We observed that most patients in the nerve block group showed a significant reduction in the cough and gag reflex on passing the scope to the trachea as compared to the atomizer group. Twenty-eight percent (28%) of patients in Group A (7 out of 25) had an incidence of cough and gag reflex in comparison to 92% (23 out of 25) in Group B (p=0.001). Topical anesthesia was not efficient enough in the atomization group; it may be due to the raining-down effect of local anesthetic into the trachea during atomization. This might have been the reason for less comfort observed in the patients in the atomization group.

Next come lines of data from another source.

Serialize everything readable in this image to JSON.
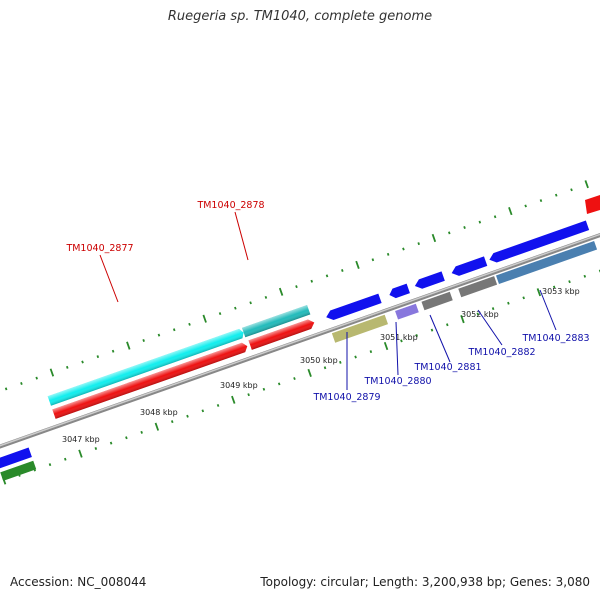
{
  "title": "Ruegeria sp. TM1040, complete genome",
  "footer": {
    "accession": "Accession: NC_008044",
    "summary": "Topology: circular; Length: 3,200,938 bp; Genes: 3,080"
  },
  "colors": {
    "red": "#ee1111",
    "cyan": "#11eeee",
    "blue": "#1111ee",
    "teal": "#22bbbb",
    "green": "#2a8a2a",
    "olive": "#b8b870",
    "lavender": "#8877dd",
    "grey": "#777777",
    "steel": "#4a7fb0",
    "axis": "#888888",
    "tick": "#2a8a2a",
    "label_red": "#cc0000",
    "label_blue": "#1111aa"
  },
  "scale_labels": [
    "3047 kbp",
    "3048 kbp",
    "3049 kbp",
    "3050 kbp",
    "3051 kbp",
    "3052 kbp",
    "3053 kbp"
  ],
  "genes": {
    "g2877": "TM1040_2877",
    "g2878": "TM1040_2878",
    "g2879": "TM1040_2879",
    "g2880": "TM1040_2880",
    "g2881": "TM1040_2881",
    "g2882": "TM1040_2882",
    "g2883": "TM1040_2883"
  }
}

Gupta B et al. also compared two methods of anesthetizing the airway for awake fiberoptic tracheal intubation and found that a significant number of patients experienced gagging and coughing during the procedure in ultrasonic nebulization as compared with airway nerve blocks (p=0.004) [3]. Similar results were obtained in studies done by Singh J et al., who reported that atomized local anesthesia had higher cough and gag scores than airway nerve blocks with a p-value=0.006 [11]. The present study coincides with Vasu BK et al. in which Group A (atomized lignocaine) had higher cough and gag scores compared to group T (transtracheal injection) (p=0.001) [9], and similarly, Chandra A et al. found that the number of coughs in Group I (4±0.98) was significantly lower than in Group II (4.9±1.24, p<0.05) [12].

In the present study, the intubating conditions were better in Group A as compared with Group B. Similarly, Mathur PR et al. showed better intubating conditions in patients who received bilateral superior laryngeal and transtracheal recurrent laryngeal nerve blocks (each with 2 ml of 2% lidocaine) compared to patients who received jet nebulization (p=0.001) [10]. Gupta B et al. performed a randomized control study comparing airway nerve blocks with nebulized lidocaine using an ultrasonic nebulizer [3]. They did not find any significant difference regarding the intubating conditions (p=0.315).

Patient comfort score was higher in the nerve block group in the present study. This can be attributed to the deposition of local anesthetic in the vicinity of the nerves. However, during atomization, the local anesthetic is deposited over the mucosa, i.e., away from the nerves. Mathur PR et al. found that patient comfort during intubation, as assessed by cough severity (p=0.001) and intubation comfort scores (p=0.012), was higher in Group B than in Group N [10]. These findings are supported by Gupta B et al [3] who showed that patient comfort was better in the nerve blocks group as compared with the nebulization group.

Both the nerve block group and the atomization group had no statistically significant changes in heart rate, systolic blood pressure, diastolic blood pressure, and oxygen saturation prior to sedation and after Ramsay sedation scale 2 but there was an increase in heart rate, systolic blood pressure, and diastolic blood pressure in both the groups, during and immediately after intubation probably due to sympathetic stimulation after the tip of the scope passed beyond the vocal cord up until the carina is visualized. However, these changes were transient and normalized within five minutes after fiberoptic intubation. Between the two groups, the atomization group had a larger increase in SBP and DBP as compared to the nerve block group. Similarly, a study done by Kundra P et al. observed a progressive increase in heart rate and mean arterial blood pressure in all patients from the beginning of the procedure, but the rise in the nebulization group was greater (p<0.05) and also lasted longer than in the block group (p<0.05), with patients belonging to the block group demonstrating considerable hemodynamic stability [13].

Conclusions

When compared to topical anesthetic using an atomizer, airway nerve blocks (bilateral superior laryngeal and transtracheal recurrent laryngeal) provide faster intubation, appropriate airway anesthetic, and less patient discomfort during AFOI in patients with a potentially difficult airway. Our limitation was the small sample size and a study with larger sample size is required for validation of results. The various scores used for assessment are based on the subjective responses of the individual, which could be variable and cannot be standardized. Third, we did not study the long-term effects of these blocks so we cannot prove the long-term safety of these blocks.